By Christian Berthelsen And Justin Baer 

Trading firm Castleton Commodities International LLC has emerged as the leading bidder for Morgan Stanley's oil-trading and storage business, the latest development in the bank's yearslong effort to jettison the unit.

Castleton, whose backers include hedge-fund heavyweights Glenn Dubin and Paul Tudor Jones, is offering more than $1 billion for the business, according to people familiar with the situation. That number would include the value of assets the unit holds, such as barrels of crude oil and storage facilities.

Morgan Stanley and Castleton are still in discussions, and any deal--if one is struck--is still weeks away. The New York bank has attempted twice before to unload the business, first in 2012 when it couldn't agree on terms with Qatar's sovereign-wealth fund and then in 2014 when an agreement with Russian oil company Rosneft OAO unraveled amid tensions over Moscow's intervention in Ukraine.
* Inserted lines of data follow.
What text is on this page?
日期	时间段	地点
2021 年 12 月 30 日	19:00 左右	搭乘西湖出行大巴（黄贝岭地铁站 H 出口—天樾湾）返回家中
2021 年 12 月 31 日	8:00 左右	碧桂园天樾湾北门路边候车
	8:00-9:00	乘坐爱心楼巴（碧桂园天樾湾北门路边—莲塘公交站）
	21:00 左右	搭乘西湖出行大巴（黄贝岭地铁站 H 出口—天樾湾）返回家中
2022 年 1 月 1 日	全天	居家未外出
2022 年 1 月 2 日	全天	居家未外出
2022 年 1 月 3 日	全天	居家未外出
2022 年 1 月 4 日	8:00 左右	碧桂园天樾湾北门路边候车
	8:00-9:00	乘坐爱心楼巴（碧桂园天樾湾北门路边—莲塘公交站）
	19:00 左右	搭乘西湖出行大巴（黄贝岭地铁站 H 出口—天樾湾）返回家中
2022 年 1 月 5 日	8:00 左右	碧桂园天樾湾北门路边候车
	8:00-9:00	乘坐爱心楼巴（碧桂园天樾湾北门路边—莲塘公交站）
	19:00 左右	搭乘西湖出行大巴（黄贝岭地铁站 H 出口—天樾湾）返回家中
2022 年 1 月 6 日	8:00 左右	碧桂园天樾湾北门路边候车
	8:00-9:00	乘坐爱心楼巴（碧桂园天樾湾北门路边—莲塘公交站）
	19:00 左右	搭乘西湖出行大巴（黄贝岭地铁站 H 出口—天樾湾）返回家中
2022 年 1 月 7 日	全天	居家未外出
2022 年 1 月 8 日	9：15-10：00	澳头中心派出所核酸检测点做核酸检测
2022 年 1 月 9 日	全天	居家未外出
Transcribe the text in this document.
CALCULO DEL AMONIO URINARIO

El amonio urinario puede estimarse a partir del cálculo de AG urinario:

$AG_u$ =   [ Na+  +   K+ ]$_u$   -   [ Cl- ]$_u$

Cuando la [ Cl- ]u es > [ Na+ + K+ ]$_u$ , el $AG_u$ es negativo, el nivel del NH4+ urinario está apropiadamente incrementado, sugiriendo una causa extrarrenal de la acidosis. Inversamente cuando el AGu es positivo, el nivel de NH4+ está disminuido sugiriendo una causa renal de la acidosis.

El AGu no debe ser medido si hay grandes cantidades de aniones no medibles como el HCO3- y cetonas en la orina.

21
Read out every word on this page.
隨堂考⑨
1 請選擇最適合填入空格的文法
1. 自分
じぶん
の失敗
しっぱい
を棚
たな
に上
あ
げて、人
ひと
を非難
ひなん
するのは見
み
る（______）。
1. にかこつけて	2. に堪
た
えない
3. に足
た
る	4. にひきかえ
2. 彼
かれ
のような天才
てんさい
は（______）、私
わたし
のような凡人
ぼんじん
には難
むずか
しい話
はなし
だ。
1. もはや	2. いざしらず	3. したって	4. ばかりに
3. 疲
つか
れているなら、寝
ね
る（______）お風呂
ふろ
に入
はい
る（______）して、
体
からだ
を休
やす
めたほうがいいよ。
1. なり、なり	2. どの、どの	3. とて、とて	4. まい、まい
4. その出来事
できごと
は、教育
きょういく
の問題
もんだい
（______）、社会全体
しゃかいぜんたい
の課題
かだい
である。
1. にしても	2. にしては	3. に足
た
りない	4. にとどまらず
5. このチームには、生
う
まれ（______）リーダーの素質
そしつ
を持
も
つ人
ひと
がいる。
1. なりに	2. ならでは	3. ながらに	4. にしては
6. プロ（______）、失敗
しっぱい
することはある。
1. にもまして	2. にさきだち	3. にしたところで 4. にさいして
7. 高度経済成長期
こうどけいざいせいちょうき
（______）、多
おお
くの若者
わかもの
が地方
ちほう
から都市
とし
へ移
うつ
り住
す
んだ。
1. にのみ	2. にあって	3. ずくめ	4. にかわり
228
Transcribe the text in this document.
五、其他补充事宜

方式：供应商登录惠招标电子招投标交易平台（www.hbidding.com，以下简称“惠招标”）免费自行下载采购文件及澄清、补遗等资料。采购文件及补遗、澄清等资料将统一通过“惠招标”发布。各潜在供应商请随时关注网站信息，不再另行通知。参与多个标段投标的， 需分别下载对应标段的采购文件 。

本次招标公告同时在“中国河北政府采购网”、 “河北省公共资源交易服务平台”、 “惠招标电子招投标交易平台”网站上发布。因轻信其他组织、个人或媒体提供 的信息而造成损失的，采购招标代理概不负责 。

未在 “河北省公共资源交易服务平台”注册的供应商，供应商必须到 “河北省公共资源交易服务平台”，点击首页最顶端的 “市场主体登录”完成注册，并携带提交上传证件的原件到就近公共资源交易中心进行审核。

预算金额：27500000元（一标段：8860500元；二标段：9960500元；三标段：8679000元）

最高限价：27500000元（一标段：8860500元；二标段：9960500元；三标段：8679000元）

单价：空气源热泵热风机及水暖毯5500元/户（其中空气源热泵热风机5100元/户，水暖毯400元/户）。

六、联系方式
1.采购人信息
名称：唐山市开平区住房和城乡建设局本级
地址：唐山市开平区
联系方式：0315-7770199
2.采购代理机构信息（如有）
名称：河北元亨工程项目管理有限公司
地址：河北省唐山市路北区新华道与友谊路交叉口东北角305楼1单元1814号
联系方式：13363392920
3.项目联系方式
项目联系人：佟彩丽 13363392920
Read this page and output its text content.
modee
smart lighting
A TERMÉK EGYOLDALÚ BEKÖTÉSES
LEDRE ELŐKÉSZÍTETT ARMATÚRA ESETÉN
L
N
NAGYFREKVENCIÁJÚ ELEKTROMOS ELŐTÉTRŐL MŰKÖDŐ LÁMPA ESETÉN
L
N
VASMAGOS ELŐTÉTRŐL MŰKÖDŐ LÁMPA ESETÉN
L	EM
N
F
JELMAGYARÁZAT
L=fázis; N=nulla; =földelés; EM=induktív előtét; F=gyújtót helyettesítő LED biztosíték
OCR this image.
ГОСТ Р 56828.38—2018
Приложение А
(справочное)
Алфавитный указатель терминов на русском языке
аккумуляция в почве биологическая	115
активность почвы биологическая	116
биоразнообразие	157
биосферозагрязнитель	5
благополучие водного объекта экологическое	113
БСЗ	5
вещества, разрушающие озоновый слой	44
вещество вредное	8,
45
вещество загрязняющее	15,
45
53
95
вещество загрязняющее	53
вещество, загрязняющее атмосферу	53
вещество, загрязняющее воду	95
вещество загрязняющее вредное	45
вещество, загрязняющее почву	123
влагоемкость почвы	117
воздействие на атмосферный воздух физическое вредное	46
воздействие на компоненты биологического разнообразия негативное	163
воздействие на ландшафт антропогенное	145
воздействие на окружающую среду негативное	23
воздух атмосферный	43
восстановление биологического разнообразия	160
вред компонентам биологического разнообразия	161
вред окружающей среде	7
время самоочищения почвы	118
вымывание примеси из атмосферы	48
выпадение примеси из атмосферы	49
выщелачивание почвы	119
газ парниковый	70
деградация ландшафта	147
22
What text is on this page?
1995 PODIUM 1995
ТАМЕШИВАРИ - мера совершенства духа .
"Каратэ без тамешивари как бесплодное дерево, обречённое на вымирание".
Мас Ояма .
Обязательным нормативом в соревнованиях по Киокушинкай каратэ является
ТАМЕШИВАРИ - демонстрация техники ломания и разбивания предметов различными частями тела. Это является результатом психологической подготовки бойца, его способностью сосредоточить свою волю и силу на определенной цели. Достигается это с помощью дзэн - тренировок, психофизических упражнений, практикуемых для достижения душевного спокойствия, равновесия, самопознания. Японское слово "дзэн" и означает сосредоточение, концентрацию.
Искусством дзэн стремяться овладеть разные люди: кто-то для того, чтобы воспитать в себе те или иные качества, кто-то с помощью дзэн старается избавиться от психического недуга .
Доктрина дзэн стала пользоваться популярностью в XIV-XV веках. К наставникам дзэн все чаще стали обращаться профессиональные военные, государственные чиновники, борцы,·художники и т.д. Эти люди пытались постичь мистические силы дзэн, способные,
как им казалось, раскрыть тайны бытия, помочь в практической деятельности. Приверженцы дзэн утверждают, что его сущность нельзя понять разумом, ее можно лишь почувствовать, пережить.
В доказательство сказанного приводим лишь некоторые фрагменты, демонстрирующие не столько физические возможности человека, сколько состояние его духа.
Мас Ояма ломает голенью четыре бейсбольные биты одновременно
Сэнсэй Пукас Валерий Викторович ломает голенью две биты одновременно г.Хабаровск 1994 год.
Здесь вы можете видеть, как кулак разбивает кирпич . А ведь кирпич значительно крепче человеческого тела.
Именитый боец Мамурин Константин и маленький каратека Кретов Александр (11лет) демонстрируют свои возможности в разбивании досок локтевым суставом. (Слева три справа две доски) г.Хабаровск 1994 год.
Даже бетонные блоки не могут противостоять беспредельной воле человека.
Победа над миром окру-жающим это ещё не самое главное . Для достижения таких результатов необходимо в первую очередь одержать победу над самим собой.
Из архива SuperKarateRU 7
Wall Street banks are unloading their physical-commodity operations amid a slump in raw-materials prices and pressure from regulators and politicians. The Federal Reserve has expressed concerns that the dangers associated with transporting commodities pose a systemic risk to the financial system, while U.S. senators have accused banks of unfairly exploiting the multiple roles they play in the market in order to maximize profits.

Taking the place of big banks are privately held commodity-trading firms that operate across borders and face less regulatory scrutiny and lighter disclosure requirements. A sale to Castleton would reinforce this trend.

Morgan Stanley Chief Executive James Gorman has told the bank's board that selling the oil business remains a priority for 2015, people familiar with the matter said. The deal is an important part of his strategy to shrink the part of the firm's balance sheet tied to debt, currency and commodities trading to less than $180 billion by year-end.

The issue has been a key focus during quarterly earnings conference calls with analysts. Morgan Stanley reports first-quarter results on Monday.

Castleton, based in Stamford, Conn., evolved from a spinoff of Louis Dreyfus Commodities Group's energy-trading business several years ago. Its owners include Mr. Dubin, a co-founder of $30 billion asset manager Highbridge Capital Management that was later sold to J.P. Morgan Chase & Co., and Mr. Jones, founder of Tudor Investment Corp. Castleton's chief executive is William C. Reed II, a power trader and onetime executive at Enron Corp.

Castleton's bid topped that of the other contenders for Morgan Stanley's unit, including Australian bank Macquarie Group Ltd. and private-equity giant KKR Inc., according to people familiar with the talks.

Castleton and KKR had previously submitted a joint bid for J.P. Morgan's physical-commodity assets when they were on the block in 2013. That business was ultimately sold to Swiss trading house Mercuria Energy Trading Inc. Castleton and KKR bid separately this time.

J.P. Morgan sold its physical business last year, and Goldman Sachs Group Inc. divested a chain of metals warehouses in December. The Fed is preparing tighter restrictions on banks that trade commodities.